While he acknowledges the sheer scale of innovation can feel overwhelming, Velázquez is confident we will be able to make the most of it: “humankind has been adopting technologies for millions of years”. What’s more, he reckons “those organizations that are able to understand changes in societies and create value with technologies will be those organizations in whom we will trust for our health care”.
Velázquez, who will be speaking at Smart IoT London about the intersection of AI and IoT with healthcare this March, discusses some of the key issues raised by this new “tsunami” of healthcare tech.
“It is already the present”
We’ve long been accustomed to talking about digitally enabled healthcare technology as if it will arrive at some point in the future.
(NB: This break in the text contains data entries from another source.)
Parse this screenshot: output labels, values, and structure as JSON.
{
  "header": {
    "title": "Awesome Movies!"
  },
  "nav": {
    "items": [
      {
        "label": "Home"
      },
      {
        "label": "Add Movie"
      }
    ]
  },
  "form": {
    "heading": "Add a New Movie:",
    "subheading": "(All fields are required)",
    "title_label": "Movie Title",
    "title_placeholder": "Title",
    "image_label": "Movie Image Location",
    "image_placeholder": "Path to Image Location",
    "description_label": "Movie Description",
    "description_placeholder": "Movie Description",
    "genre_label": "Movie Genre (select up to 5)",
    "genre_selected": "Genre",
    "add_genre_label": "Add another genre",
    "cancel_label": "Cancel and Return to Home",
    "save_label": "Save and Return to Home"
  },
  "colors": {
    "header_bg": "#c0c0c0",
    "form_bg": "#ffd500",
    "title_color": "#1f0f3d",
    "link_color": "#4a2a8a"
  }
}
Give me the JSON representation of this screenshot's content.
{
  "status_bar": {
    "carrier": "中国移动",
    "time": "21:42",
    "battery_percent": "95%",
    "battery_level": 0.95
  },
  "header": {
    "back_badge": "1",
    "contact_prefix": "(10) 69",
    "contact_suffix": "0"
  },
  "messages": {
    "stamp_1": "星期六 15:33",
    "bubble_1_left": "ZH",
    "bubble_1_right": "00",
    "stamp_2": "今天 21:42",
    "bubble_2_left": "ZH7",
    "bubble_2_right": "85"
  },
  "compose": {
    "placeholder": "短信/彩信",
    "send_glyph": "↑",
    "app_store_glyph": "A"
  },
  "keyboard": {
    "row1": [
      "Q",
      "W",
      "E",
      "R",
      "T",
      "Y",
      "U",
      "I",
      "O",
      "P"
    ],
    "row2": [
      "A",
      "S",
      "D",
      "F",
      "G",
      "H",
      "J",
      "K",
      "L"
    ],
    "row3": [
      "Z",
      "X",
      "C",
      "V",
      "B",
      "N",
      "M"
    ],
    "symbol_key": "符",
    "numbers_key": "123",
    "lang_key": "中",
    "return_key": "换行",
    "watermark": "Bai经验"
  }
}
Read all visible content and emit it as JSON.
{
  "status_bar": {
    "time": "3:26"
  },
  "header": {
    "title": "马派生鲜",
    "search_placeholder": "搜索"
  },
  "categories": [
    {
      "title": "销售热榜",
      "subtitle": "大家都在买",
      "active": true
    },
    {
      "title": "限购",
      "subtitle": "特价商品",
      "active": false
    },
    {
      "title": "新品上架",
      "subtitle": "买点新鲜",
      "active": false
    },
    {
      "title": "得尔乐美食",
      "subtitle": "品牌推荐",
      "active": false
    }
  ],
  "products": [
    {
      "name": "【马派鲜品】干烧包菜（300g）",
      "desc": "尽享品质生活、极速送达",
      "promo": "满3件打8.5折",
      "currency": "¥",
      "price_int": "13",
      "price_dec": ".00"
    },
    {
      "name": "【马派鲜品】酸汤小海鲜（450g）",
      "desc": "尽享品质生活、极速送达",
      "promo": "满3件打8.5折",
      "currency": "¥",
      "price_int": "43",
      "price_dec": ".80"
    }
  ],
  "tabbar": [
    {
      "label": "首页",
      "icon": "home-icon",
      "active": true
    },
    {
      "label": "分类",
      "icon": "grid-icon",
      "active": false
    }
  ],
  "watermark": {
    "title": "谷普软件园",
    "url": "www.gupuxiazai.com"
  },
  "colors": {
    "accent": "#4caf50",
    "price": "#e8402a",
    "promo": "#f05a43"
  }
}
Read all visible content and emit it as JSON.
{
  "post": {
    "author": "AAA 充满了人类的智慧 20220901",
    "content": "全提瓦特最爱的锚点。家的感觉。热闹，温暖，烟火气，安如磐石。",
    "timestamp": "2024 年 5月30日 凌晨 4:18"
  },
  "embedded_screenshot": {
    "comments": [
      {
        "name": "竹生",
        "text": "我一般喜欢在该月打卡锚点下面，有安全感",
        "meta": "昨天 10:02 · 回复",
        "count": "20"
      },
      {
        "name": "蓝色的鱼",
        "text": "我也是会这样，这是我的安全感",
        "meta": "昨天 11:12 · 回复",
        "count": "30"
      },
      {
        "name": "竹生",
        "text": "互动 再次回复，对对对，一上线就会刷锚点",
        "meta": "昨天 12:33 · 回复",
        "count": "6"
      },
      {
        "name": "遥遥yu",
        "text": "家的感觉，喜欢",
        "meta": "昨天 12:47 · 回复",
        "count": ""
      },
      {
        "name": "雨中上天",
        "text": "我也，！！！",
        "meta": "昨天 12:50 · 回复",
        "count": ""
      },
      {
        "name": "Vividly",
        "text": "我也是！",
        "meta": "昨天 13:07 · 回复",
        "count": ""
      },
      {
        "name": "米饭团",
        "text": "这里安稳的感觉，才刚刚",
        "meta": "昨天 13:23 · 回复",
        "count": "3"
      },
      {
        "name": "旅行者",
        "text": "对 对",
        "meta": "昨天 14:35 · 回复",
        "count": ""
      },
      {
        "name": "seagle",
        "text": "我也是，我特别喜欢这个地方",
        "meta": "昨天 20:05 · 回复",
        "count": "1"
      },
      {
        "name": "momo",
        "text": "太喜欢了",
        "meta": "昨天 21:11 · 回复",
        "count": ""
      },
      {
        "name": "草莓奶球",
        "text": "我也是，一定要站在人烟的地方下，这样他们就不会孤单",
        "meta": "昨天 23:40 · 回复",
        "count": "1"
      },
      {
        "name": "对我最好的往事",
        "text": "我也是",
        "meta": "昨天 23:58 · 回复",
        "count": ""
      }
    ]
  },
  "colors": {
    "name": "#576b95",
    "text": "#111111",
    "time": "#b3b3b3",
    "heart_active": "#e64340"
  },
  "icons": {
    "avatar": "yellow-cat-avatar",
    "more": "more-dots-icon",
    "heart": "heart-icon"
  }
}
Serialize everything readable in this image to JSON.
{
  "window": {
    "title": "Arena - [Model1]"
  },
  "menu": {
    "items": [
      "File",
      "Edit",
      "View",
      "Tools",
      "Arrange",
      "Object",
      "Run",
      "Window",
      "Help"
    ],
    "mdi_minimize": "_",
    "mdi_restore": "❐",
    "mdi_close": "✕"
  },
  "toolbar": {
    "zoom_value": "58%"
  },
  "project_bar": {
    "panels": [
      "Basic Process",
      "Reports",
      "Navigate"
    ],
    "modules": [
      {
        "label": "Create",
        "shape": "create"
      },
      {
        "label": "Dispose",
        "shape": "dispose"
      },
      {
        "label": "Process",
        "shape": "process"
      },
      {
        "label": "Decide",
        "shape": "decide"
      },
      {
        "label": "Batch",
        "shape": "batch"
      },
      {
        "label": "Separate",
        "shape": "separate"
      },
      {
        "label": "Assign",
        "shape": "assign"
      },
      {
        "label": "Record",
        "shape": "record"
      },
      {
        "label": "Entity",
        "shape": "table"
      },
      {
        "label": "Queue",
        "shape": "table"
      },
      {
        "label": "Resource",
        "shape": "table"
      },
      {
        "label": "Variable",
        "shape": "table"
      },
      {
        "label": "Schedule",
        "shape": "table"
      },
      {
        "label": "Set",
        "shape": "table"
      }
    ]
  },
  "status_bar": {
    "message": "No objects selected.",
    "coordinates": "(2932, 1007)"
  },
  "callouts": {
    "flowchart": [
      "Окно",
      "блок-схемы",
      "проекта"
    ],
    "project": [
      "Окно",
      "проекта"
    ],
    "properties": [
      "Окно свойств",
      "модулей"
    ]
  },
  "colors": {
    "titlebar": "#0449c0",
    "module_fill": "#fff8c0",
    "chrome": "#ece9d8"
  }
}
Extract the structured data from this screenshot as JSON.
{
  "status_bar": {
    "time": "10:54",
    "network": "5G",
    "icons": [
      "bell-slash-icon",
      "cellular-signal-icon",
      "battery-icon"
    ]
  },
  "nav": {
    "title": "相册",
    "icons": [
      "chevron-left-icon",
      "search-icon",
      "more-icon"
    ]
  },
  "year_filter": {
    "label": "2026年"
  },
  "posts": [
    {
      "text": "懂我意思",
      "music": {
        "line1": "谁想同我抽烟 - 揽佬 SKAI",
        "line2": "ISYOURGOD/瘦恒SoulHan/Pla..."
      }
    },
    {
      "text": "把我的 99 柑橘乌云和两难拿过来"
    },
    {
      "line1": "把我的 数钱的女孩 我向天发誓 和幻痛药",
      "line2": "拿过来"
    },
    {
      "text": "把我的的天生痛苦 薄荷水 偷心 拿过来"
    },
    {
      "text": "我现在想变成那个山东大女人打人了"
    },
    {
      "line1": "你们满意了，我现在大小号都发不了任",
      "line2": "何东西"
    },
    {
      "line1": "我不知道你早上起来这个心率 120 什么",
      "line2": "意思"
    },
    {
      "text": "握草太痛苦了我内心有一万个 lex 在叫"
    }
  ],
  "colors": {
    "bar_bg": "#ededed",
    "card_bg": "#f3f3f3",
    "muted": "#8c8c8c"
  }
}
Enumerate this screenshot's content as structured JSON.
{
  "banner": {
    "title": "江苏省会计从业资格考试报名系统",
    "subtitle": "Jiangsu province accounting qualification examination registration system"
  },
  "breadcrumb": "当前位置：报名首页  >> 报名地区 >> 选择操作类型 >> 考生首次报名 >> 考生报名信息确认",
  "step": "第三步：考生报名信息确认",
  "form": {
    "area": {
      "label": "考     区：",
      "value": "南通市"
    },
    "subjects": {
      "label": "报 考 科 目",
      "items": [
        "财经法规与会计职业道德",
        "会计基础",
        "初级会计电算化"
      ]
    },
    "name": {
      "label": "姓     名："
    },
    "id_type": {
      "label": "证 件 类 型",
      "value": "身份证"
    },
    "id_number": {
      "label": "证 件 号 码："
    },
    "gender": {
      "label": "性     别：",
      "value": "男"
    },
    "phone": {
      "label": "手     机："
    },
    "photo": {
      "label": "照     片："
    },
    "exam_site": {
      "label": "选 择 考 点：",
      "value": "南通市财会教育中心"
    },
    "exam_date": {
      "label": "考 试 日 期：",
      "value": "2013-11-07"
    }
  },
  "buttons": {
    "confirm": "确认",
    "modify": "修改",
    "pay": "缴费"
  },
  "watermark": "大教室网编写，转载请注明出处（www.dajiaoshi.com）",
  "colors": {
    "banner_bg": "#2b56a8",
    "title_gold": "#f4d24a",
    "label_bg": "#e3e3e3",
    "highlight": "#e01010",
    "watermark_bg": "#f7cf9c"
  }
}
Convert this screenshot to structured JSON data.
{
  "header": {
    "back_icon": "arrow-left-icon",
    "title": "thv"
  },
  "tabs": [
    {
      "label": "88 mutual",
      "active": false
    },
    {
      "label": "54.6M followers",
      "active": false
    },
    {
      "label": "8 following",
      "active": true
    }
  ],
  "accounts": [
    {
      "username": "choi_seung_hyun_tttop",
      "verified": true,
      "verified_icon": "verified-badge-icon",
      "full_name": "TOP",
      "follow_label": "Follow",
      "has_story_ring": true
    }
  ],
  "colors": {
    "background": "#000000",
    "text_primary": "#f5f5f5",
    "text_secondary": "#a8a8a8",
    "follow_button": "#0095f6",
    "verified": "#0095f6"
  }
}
But, according to Velázquez, that’s no longer accurate: “this technology is not something to wait for, it is already in the present”.
When talking about ‘health’ technology, there’s a wide range of IoT devices which are already used near-continuously by large numbers of people. “People already use IoT devices for playing sports, going for a walk, feeding, mental health, etc.” He points to tech like “chest or wrist bands or mobile apps, all of them connected in real time with cloud algorithms”. And he reckons this kind of tech will only become more ubiquitous: “smart insoles, electrocardiogram bands, stickers that measure temperature, oxygen or sugar levels in blood and so on will be as normal as our mobile phones are today”.
That said, when it comes to medicine and medical treatments, the introduction of already-available tech will be slower. “Medical science needs scientific evidence, and this takes time” – medical trials need to be conducted and new medical treatments must be approved by regulatory boards. Velázquez adds that doctors “are still very cautious and in most cases are not natural believers in those technologies”.